First observe that you never need to move to the left. You can prove this by contradiction: if you assume there is an optimal path that needs to move to the left from some column \(x\) to column \(x-1\), you will later need to move right from column \(x-1\) to column \(x\), and there is no room to do so in \(3\) rows that won’t create a shorter path. You could more rigorously prove this via casework which we shall omit.

Given this, we can represent each segment of one or more columns by a \(3 \times 3\) matrix, where each element \(M_{i, j} \in \mathbb Z \cup \{ \infty \}\) and represents the cost of starting in the leftmost column in row \(i\) and ending in the rightmost column in row \(j\). We can combine two such matrices \(A \otimes B = C\) via \(C_{i, j} = \min _{k=1} ^3 A_{i, k} + B_{k, j} + 1\), representing moving from rows \(i\) to \(k\) in segment \(A\), stepping to the right to segment \(B\), then moving from rows \(k\) to \(j\). We could easily precalculate the matrices that represent a single column for each of the \(2^3\) possibilities, then use a segment tree to update the “product”, obtaining the required answer from \(M_{1, 3}\).

Optional discussion follows involving abstract algebra:

A semiring is an algebraic structure consisting of some set \(R\) and two binary operations \(\oplus\) (“addition”) and \(\otimes\) (“multiplication”) that satisfies the following axioms:

“Addition” is a monoid (i.e. a binary operation that is closed, associative, and has an identity element) over \(R\), and is also commutative. We call its identity element \(\theta\) (“zero”)

• \((a \oplus b) \oplus c = a \oplus (b \oplus c)\)
• \(\theta \oplus a = a \oplus \theta = a\)
• \(a \oplus b = b \oplus a\)

“Multiplication” is a monoid over \(R\) with an identity element \(\iota\) (“one”) [but need not be commutative]

• \((a \otimes b) \otimes c = a \otimes (b \otimes c)\)
• \(a \otimes \iota = \iota \otimes a = a\)

Anything “multiplied” by “zero”, either to the left or right, is “zero”

• \(\theta \otimes a = a \otimes \theta = \theta\)

“Multiplication” left- and right-distributes over “addition”:

• \(a \otimes (b \oplus c) = (a \otimes b) \oplus (a \otimes c)\)
• \((b \oplus c) \otimes a= (b \otimes a) \oplus (c \otimes a)\)

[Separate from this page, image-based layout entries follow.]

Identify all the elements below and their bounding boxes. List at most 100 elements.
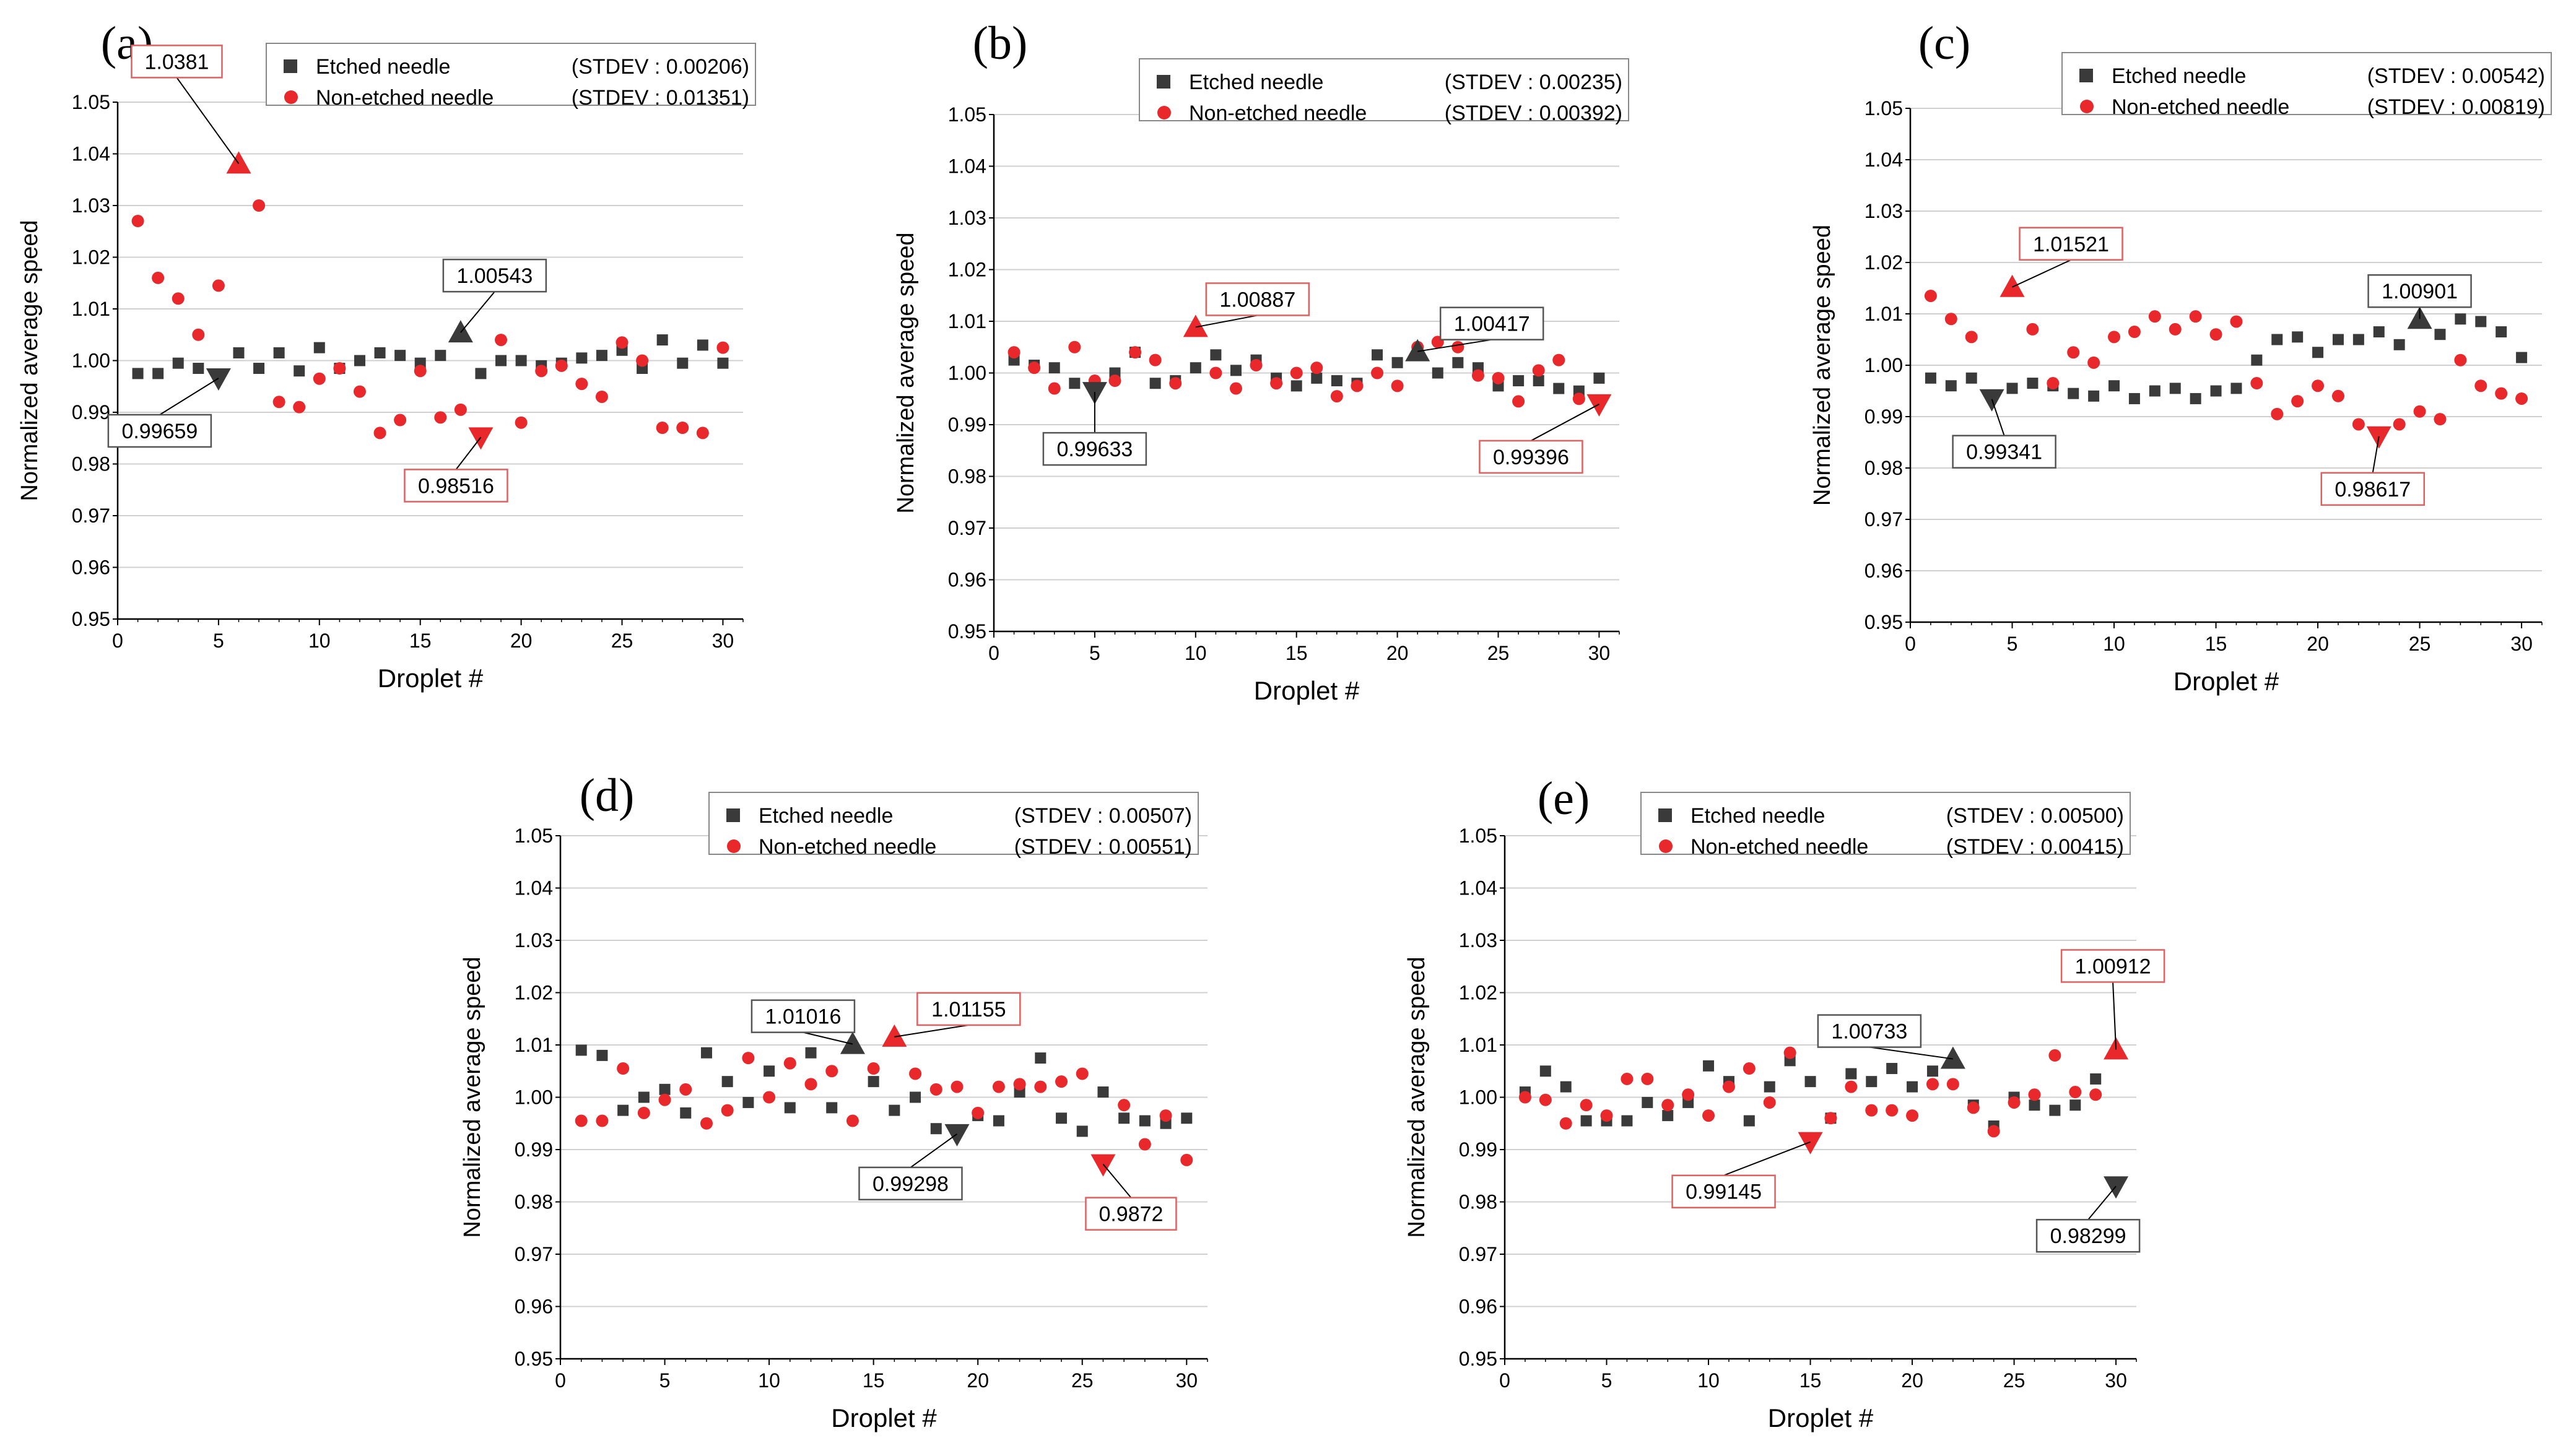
data-point-etched (1069, 378, 1081, 389)
y-tick-label-4: 0.99 (1865, 405, 1903, 428)
data-point-non-etched (2067, 346, 2080, 359)
annotation-box (2320, 472, 2426, 506)
annotation-box (2035, 1218, 2141, 1253)
data-point-etched (394, 350, 406, 362)
data-point-non-etched (2128, 326, 2141, 339)
annotation-box (1085, 1197, 1177, 1231)
x-tick-label-6: 30 (2105, 1369, 2127, 1392)
data-point-non-etched (909, 1067, 922, 1080)
legend-box (266, 43, 756, 106)
data-point-etched (617, 1104, 629, 1116)
data-point-etched (2190, 392, 2201, 404)
data-point-etched (2128, 392, 2140, 404)
data-point-non-etched (1946, 1078, 1959, 1091)
y-tick-label-7: 1.02 (1865, 251, 1903, 274)
data-point-etched (2230, 383, 2242, 394)
legend-marker-etched (1658, 808, 1672, 822)
data-point-non-etched (1763, 1096, 1776, 1109)
data-point-non-etched (1108, 375, 1121, 388)
annotation-label: 0.99396 (1493, 446, 1569, 469)
data-point-non-etched (2393, 418, 2406, 431)
legend-stdev: (STDEV : 0.00507) (1014, 804, 1192, 828)
x-tick-label-6: 30 (712, 630, 734, 652)
data-point-etched (2251, 354, 2263, 366)
data-point-non-etched (2209, 328, 2222, 341)
data-point-non-etched (434, 411, 447, 424)
data-point-non-etched (951, 1080, 964, 1093)
legend-stdev: (STDEV : 0.00415) (1946, 835, 2124, 859)
legend-label: Etched needle (2112, 64, 2246, 88)
legend-stdev: (STDEV : 0.00551) (1014, 835, 1192, 859)
data-point-non-etched (1159, 1109, 1172, 1122)
extreme-marker (840, 1031, 865, 1054)
x-tick-label-4: 20 (2307, 633, 2329, 655)
annotation-leader (176, 77, 240, 164)
data-point-etched (1945, 380, 1957, 392)
data-point-non-etched (1310, 362, 1323, 375)
x-tick-label-1: 5 (213, 630, 224, 652)
y-tick-label-5: 1.00 (1865, 354, 1903, 376)
legend-stdev: (STDEV : 0.01351) (572, 86, 749, 110)
x-tick-label-5: 25 (2003, 1369, 2026, 1392)
legend-marker-non-etched (284, 90, 298, 104)
y-tick-label-4: 0.99 (72, 401, 110, 423)
data-point-etched (2210, 385, 2222, 397)
data-point-etched (576, 352, 588, 364)
y-tick-label-0: 0.95 (515, 1348, 553, 1370)
x-tick-label-1: 5 (1089, 642, 1100, 664)
annotation-box (1479, 440, 1583, 474)
data-point-non-etched (2028, 1088, 2041, 1101)
annotation-box (1042, 431, 1147, 466)
data-point-etched (575, 1044, 587, 1056)
data-point-etched (2090, 1073, 2102, 1085)
data-point-non-etched (2352, 418, 2365, 431)
data-point-non-etched (2495, 387, 2508, 400)
chart-panel-3: 0.95 0.96 0.97 0.98 0.99 1.00 1.01 1.02 1.03 1.04… (459, 769, 1208, 1432)
legend-stdev: (STDEV : 0.00206) (572, 55, 749, 79)
data-point-etched (680, 1107, 692, 1119)
data-point-etched (1866, 1076, 1878, 1088)
data-point-non-etched (2087, 356, 2100, 369)
annotation-box (858, 1166, 963, 1201)
data-point-non-etched (1013, 1078, 1026, 1091)
annotation-label: 0.98299 (2050, 1224, 2126, 1248)
data-point-etched (193, 363, 204, 375)
data-point-etched (515, 355, 527, 366)
legend-stdev: (STDEV : 0.00392) (1445, 102, 1622, 125)
extreme-marker (882, 1024, 907, 1047)
x-tick-label-3: 15 (409, 630, 432, 652)
data-point-etched (2496, 326, 2507, 338)
data-point-non-etched (1559, 1117, 1572, 1130)
y-tick-label-3: 0.98 (1865, 457, 1903, 479)
data-point-etched (1097, 1086, 1109, 1098)
y-tick-label-3: 0.98 (515, 1191, 553, 1213)
annotation-leader (803, 1031, 853, 1045)
y-axis-label: Normalized average speed (1809, 225, 1835, 506)
data-point-non-etched (2069, 1086, 2082, 1099)
extreme-marker (1183, 314, 1208, 337)
data-point-non-etched (293, 401, 306, 414)
data-point-non-etched (804, 1078, 817, 1091)
data-point-etched (1190, 362, 1201, 374)
data-point-non-etched (2026, 323, 2039, 336)
panel-letter: (d) (580, 769, 635, 821)
y-tick-label-1: 0.96 (515, 1296, 553, 1318)
y-tick-label-8: 1.03 (72, 194, 110, 217)
x-tick-label-2: 10 (2103, 633, 2125, 655)
annotation-leader (1102, 1164, 1132, 1198)
data-point-etched (2332, 334, 2344, 345)
y-tick-label-6: 1.01 (948, 310, 986, 332)
data-point-etched (993, 1115, 1004, 1127)
y-tick-label-10: 1.05 (948, 103, 986, 126)
extreme-marker (1940, 1046, 1965, 1069)
data-point-etched (1965, 372, 1977, 384)
legend-box (1139, 58, 1629, 121)
data-point-non-etched (1783, 1046, 1796, 1059)
x-tick-label-0: 0 (1905, 633, 1916, 655)
y-tick-label-8: 1.03 (1459, 929, 1497, 951)
data-point-etched (2393, 339, 2405, 350)
data-point-etched (172, 357, 184, 369)
y-tick-label-5: 1.00 (1459, 1086, 1497, 1109)
annotation-label: 1.00543 (456, 264, 533, 288)
extreme-marker (206, 368, 231, 391)
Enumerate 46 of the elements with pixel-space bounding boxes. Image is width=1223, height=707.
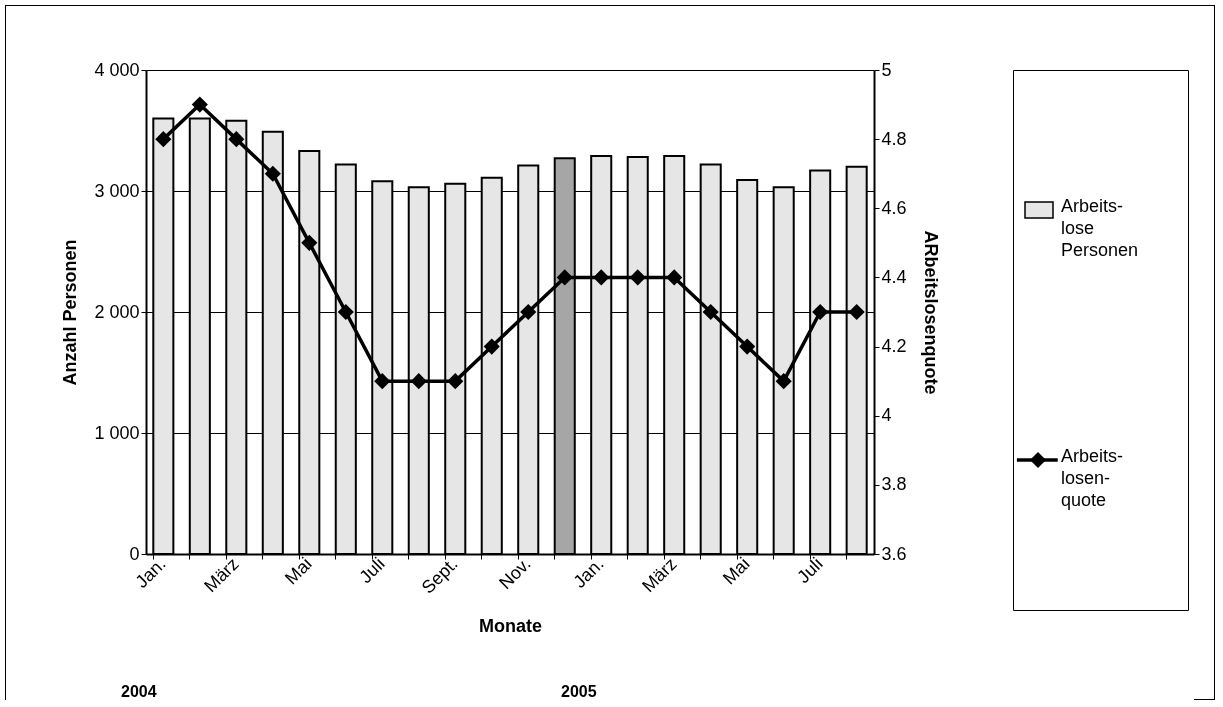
- text: 2004: [121, 683, 157, 700]
- y2-tick-label: 3.6: [881, 543, 907, 564]
- x-tick-label: Juli: [793, 553, 827, 587]
- point: [848, 303, 865, 321]
- point: [191, 96, 208, 113]
- point: [264, 165, 281, 182]
- y2-tick-label: 4: [881, 405, 892, 426]
- legend-label: Arbeits- losen- quote: [1061, 446, 1124, 510]
- point: [629, 269, 646, 286]
- y-tick-label: 3 000: [94, 180, 140, 201]
- point: [374, 373, 391, 390]
- point: [702, 303, 719, 321]
- y-tick-label: 2 000: [94, 301, 140, 322]
- point: [520, 303, 537, 321]
- x-tick-label: Nov.: [495, 553, 535, 594]
- point: [410, 373, 427, 390]
- x-axis-title: Monate: [479, 615, 542, 636]
- y-tick-label: 4 000: [94, 59, 140, 80]
- y2-tick-label: 4.2: [881, 336, 907, 357]
- text: 2005: [561, 683, 597, 700]
- y-axis-title: Anzahl Personen: [60, 239, 81, 386]
- point: [593, 269, 610, 286]
- point: [228, 131, 245, 148]
- y2-tick-label: 4.6: [881, 197, 907, 218]
- point: [155, 131, 172, 148]
- x-tick-label: Mai: [718, 553, 754, 589]
- y2-axis-title: ARbeitslosenquote: [920, 230, 941, 395]
- y2-tick-label: 4.8: [881, 128, 907, 149]
- x-tick-label: Juli: [355, 553, 389, 587]
- y-tick-label: 0: [129, 543, 140, 564]
- point: [666, 269, 683, 286]
- point: [556, 269, 573, 286]
- point: [739, 338, 756, 355]
- x-tick-label: Jan.: [569, 553, 608, 592]
- y2-tick-label: 5: [881, 59, 892, 80]
- x-tick-label: Mai: [281, 553, 316, 589]
- point: [337, 303, 354, 321]
- point: [812, 303, 829, 321]
- y2-tick-label: 4.4: [881, 266, 907, 287]
- point: [775, 373, 792, 390]
- y-tick-label: 1 000: [94, 422, 140, 443]
- y2-tick-label: 3.8: [881, 474, 907, 495]
- point: [301, 234, 318, 251]
- point: [483, 338, 500, 355]
- legend-label: Arbeits- lose Personen: [1061, 196, 1139, 260]
- point: [447, 373, 464, 390]
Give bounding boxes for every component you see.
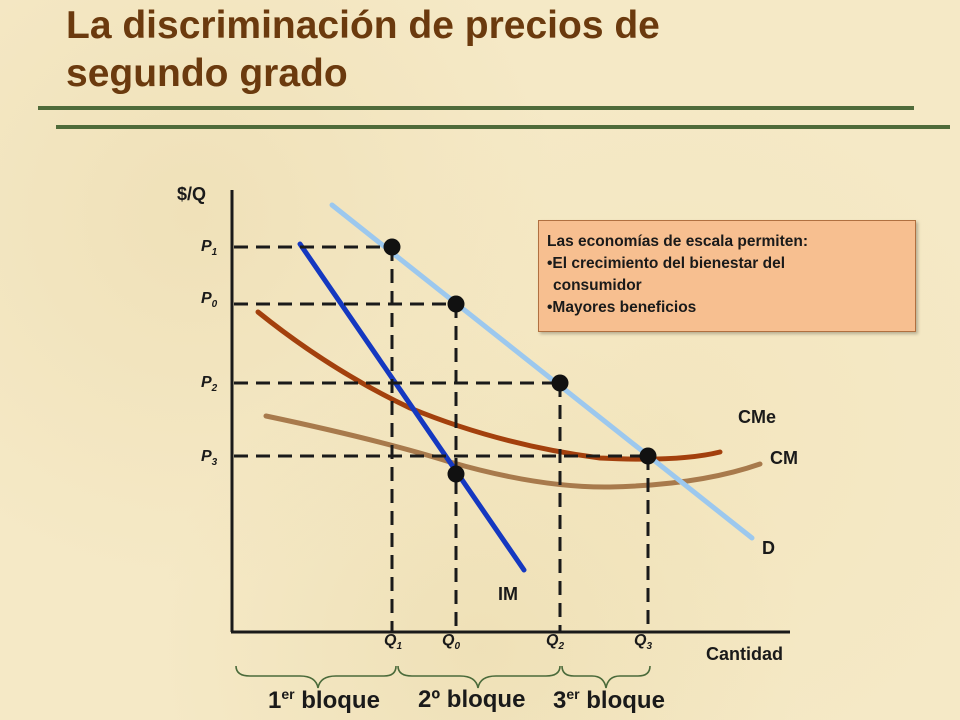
x-axis-label: Cantidad <box>706 644 784 664</box>
demand-curve <box>329 202 755 541</box>
marginal-cost-curve <box>263 413 763 490</box>
brace-block-2 <box>397 665 561 689</box>
block-3-label: 3er bloque <box>553 686 665 714</box>
slide-title: La discriminación de precios de segundo … <box>66 2 660 98</box>
title-rule-bottom <box>56 125 950 129</box>
marginal-cost-label: CM <box>770 448 798 468</box>
title-rule-top <box>38 106 914 110</box>
average-cost-label: CMe <box>738 407 777 427</box>
price-label-p2: P2 <box>201 374 218 395</box>
quantity-label-q3: Q3 <box>634 632 653 653</box>
y-axis-label: $/Q <box>177 184 207 204</box>
price-label-p0: P0 <box>201 290 218 311</box>
brace-block-3 <box>561 665 651 689</box>
title-line-1: La discriminación de precios de <box>66 4 660 47</box>
note-bullet-2: •Mayores beneficios <box>547 299 697 316</box>
demand-label: D <box>762 538 775 558</box>
block-2-label: 2º bloque <box>418 686 526 713</box>
point-p1-q1 <box>383 238 401 256</box>
note-bullet-1-line-1: •El crecimiento del bienestar del <box>547 255 786 272</box>
point-p3-q3 <box>639 447 657 465</box>
point-im-cm-intersection <box>447 465 465 483</box>
brace-block-1 <box>235 665 397 689</box>
note-heading: Las economías de escala permiten: <box>547 233 809 250</box>
point-p0-q0 <box>447 295 465 313</box>
marginal-revenue-label: IM <box>498 584 518 604</box>
quantity-label-q2: Q2 <box>546 632 565 653</box>
quantity-label-q1: Q1 <box>384 632 403 653</box>
economies-of-scale-note: Las economías de escala permiten: •El cr… <box>538 220 916 332</box>
block-1-label: 1er bloque <box>268 686 380 714</box>
average-cost-curve <box>255 309 723 462</box>
price-label-p1: P1 <box>201 238 218 259</box>
quantity-label-q0: Q0 <box>442 632 461 653</box>
title-line-2: segundo grado <box>66 52 348 95</box>
price-label-p3: P3 <box>201 448 218 469</box>
point-p2-q2 <box>551 374 569 392</box>
marginal-revenue-curve <box>297 241 527 573</box>
note-bullet-1-line-2: consumidor <box>553 277 642 294</box>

Note that the set \(R = \mathbb Z \cup \{ \infty \}\) forms a semiring if we define the operators as follows:

• \(a \oplus b = \min \{ a, b\},\, \theta = \infty\)
• \(a \otimes b = a + b + 1,\, \iota = -1\)

This is similar to what is known as the “tropical semiring” or “tropical algebra”, but with a slightly different \(\otimes\) operator and corresponding identity.

Furthermore, it can be proven that the set of square matrices of some size \(n\) over a semiring \(R\), denoted \(\mathcal M _ n (R)\), is also a semiring, where the concepts of matrix addition, multiplication, zero matrix, and identity matrix are all similar, except with the individual elements having their operators and identities replaced by the corresponding concepts in the semiring.

We can thus note that our special combining operator for two matrices representing segments is in fact multiplication over \(\mathcal M_3(R)\).

We can further note that the “identity matrix” is:

\[ \begin{bmatrix} \iota & \theta & \theta \\ \theta & \iota & \theta \\ \theta & \theta & \iota \end{bmatrix} = \begin{bmatrix} -1 & \infty & \infty \\ \infty & -1 & \infty \\ \infty & \infty & -1 \end{bmatrix} \]

which is thus the identity for the monoid required for the segment tree, which won’t be obvious otherwise. This isn’t strictly required for the problem however, as one can easily use a sentinel “null” value as an identity for a semigroup where the identity element is missing or unknown (similar to how \(\infty\) serves as an identity for \(\min\)); it’s just nice to know.